January 25, 2016 at 7:53 p.m. UTC
Jeremy - Thanks! I found your blog invaluable. I modeled my LinkedIn page and resume after your tips.
It took me about 1 month of active job searching to get my first Network Engineering job. I’ll attribute this to 1. Cisco 2. Cisco - yes again! 3. Area (D.C/Northern VA) 4. Competence
I studied and got my CCENT then CCNA certifications within 4 months. I used SafariBooksOnline, Boson labs, and CBTNuggets.com.
Cisco is like a golden ticket. No matter what job you want your CCNA is almost guaranteed to qualify you for getting in the door. Mind you I have no prior experience and no college degree!
I can’t stress how much I owe to Cisco.
Northern Virginia, Texas, and California all rank within the top states that are in need of “Network Engineers” according to Careerbuilder.com and I believe them. A short search of “CCNA” within 30 miles for $75,000 minimum returns huge results. Some require security clearances but not all, some required Bachelors, but not all! However ALL required a CCNA. I expect to cross the $100,000 threshold here shortly.
I had my own equipment, I don’t think this is normal because it ensured I got at least 3 job interviews and I was offered 2 of the jobs. 1 offered me a lower level position.
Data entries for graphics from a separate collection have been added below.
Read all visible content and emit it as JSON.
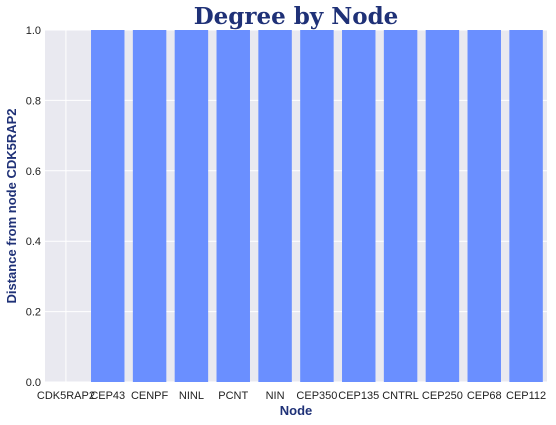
{
  "chart_data": {
    "type": "bar",
    "title": "Degree by Node",
    "xlabel": "Node",
    "ylabel": "Distance from node CDK5RAP2",
    "categories": [
      "CDK5RAP2",
      "CEP43",
      "CENPF",
      "NINL",
      "PCNT",
      "NIN",
      "CEP350",
      "CEP135",
      "CNTRL",
      "CEP250",
      "CEP68",
      "CEP112"
    ],
    "values": [
      0,
      1,
      1,
      1,
      1,
      1,
      1,
      1,
      1,
      1,
      1,
      1
    ],
    "ylim": [
      0,
      1.0
    ],
    "yticks": [
      "0.0",
      "0.2",
      "0.4",
      "0.6",
      "0.8",
      "1.0"
    ],
    "grid": true,
    "colors": {
      "bar": "#6a8fff",
      "background": "#e9e9f0",
      "grid": "#ffffff",
      "title": "#1f3177",
      "axis_label": "#1f3177"
    }
  }
}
The hardest thing to overcome for me personally was HR PEOPLE! It is VERY hard to get them to see past no experience, no degree. VERY hard. But like I said on a few I got lucky, having my own equipment made me stand out, and when you’re in front of a technical interviewer it just comes down to knowing your stuff.
Questions like “What happens when a user types in Google.com for the first time on their machine? Take me through each Layer” tripped me up my first interview but I got it on my second.
April 17, 2016 at 7:38 p.m. UTC
Fantastic article especially for someone like me who's considering changing fields.
September 20, 2016 at 12:19 p.m. UTC
Nice blog Buddy.That content was very informative.